Le soin sorti de l'ombre

Louvain-La-Neuve


 

Le 7 mars dernier, "La libre.be" a publié un texte de Michel Dupuis, philosophe, professeur à l’UCLouvain et membre de l'ISP. Il s'intitule "Visibilité" et nous invite à la réflexion sur la crise sanitaire actuelle et à ce qu'elle nous révèle.

Michel Dupuis"La crise sanitaire nous fait ressentir et voir bien des choses ! Imaginez un lever ou un coucher de soleil, qui découpe le temps entre le jour et la nuit, un avant et un après, et dont la lumière rasante déplace l’ombre des objets. À l’aube et au crépuscule, la lumière change et elle redistribue les choses à voir. Eh bien, la crise elle aussi nous fait voir le monde tout autrement. Ce qui était au centre des regards et qui semblait le plus important, est refoulé en périphérie. Et des choses habituellement dans l’ombre, tout à coup, apparaissent. La crise révèle. Elle renouvelle le regard. Elle fait voir l’invisible, et surtout elle fait apparaître les "invisibles", toutes ces personnes qui soutiennent la vie au quotidien en étant confinées dans des activités peu valorisées - peut-être même des "sales boulots". C’est vrai qu’on pourrait croire que la vie normale est ainsi : sur la scène sociale, il y a les acteurs en premier plan, les figurants et puis les autres dans le fond du décor et dans les coins. Le thème est théoriquement bien connu : pensez au film "Les Invisibles" où L.-J. Petit met en scène des femmes SDF, ou encore au livre de G. le Blanc, "L’Invisibilité sociale". Nos sociétés grouillent de groupes de gens anonymes et inaperçus, censés séjourner dans cette ombre où l’on ne vit sans doute pas très heureux mais caché. Il me semble que la crise inédite que nous vivons nous apporte sa révélation bien à elle : elle nous fait voir d’autres invisibles encore, des femmes et des hommes pas du tout en rupture sociale, mais dont la fonction ne recevait pas l’attention qui lui est due.
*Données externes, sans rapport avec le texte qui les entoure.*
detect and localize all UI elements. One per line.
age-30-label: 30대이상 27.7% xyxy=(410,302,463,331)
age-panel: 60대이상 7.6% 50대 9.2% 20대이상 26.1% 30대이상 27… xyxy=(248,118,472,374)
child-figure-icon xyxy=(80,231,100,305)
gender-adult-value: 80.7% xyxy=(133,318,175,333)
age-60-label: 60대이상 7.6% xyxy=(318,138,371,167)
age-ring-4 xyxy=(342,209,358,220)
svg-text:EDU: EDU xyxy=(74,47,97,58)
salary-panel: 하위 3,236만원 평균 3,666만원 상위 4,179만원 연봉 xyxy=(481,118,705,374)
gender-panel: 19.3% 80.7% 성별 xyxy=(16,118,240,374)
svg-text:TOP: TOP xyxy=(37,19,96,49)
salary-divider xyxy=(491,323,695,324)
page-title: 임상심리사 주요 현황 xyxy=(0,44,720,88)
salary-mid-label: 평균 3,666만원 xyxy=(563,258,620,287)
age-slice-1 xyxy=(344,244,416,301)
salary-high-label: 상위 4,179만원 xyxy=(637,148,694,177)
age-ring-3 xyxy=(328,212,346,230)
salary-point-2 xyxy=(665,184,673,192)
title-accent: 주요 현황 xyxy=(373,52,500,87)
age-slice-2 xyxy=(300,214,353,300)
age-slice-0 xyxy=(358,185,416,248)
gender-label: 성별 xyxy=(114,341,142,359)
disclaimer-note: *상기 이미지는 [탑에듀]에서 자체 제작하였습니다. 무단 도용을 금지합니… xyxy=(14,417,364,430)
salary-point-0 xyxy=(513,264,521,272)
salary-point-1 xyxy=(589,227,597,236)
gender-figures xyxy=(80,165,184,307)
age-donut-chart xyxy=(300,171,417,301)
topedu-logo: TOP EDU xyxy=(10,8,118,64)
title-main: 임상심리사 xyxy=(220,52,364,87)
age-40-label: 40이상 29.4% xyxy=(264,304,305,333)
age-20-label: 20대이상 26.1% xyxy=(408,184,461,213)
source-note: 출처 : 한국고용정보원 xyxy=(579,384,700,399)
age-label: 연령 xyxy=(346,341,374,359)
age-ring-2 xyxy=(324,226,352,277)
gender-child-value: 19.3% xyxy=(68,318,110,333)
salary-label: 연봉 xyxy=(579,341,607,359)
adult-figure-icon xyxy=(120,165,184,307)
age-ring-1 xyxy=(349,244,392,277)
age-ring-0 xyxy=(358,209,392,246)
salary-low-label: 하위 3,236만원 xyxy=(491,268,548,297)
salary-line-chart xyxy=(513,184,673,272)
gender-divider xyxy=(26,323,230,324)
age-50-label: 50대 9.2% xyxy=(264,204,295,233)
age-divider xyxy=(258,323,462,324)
Je pense ici à l’ensemble des professionnels dans les métiers du soin. Entendons-nous bien ! Comme tout le monde actuellement, je pense évidemment au personnel "soignant" au sens habituel, au monde des soins de santé, c’est la moindre des choses !

Mais pas uniquement. Je pense aussi à celles et ceux qui pratiquent de "petits" métiers invisibles ou si peu remarqués, alors qu’ils rendent vivables nos vies. Nous sommes en confinement, nous disparaissons des espaces publics et voilà qu’apparaissent celles et ceux dont nous avons besoin : qui fabriquent, qui transportent et qui distribuent notre alimentation, nos médicaments, nos loisirs, notre information, nos déchets, et notre courrier, etc. Sans oublier les enseignants et les personnes qui gardent nos enfants. Tout cela est réellement du soin, social, sanitaire, psychique… La crise révèle un secret que nous gardions dans le cœur, mais dont il était convenu qu’on ne parle pas, et que chacun formulera à voix basse, comme il le veut : "que serais-je sans vous toutes et tous" ? "L’essentiel est invisible pour les yeux"… Cette vieille parole de poète aviateur aurait pu sembler désuète et d’un autre temps, mais elle résonne autrement aujourd’hui : les travailleurs essentiels, les oubliés qui font le soin quotidien sont remis en lumière. Ce qui importait il y a encore quelques semaines, bascule et devient très secondaire, disparaît des regards et des communiqués de presse. Ce qui ne comptait guère devient visible et saute aux yeux. Savons-nous ce que nous disons quand nous nous invitons à "prendre soin" - de nous, des nôtres, de tous, les uns des autres ? Le soin n’est-il pas l’unique nécessaire, qui se réalise concrètement en gestes, en mots et en pensées ? Le soin n’est-il pas le fond - les anciens Chinois disaient la racine -, la condition du vivre ? Ainsi, la crise nous ouvre les yeux sur un monde plus vrai, plus subtil, plus nuancé : les métiers les plus importants, les activités qui comptent, les gestes qui sauvent, ne sont pas ceux qu’on croyait. Aujourd’hui, nous saluons enfin les personnes qui assurent les soins de santé, et nous nous rendons compte que leur travail rejoint celui d’autres travailleurs, souvent peu qualifiés, dont le service est indispensable.

Les invisibles devenus visibles ne retourneront pas dans l’ombre. On doit y veiller, car la crise nous aura forcés à faire un pas de plus dans l’humanisation de nos sociétés. Notre fraternité passe par la reconnaissance de la dignité et de l’interdépendance de chacun-chacune".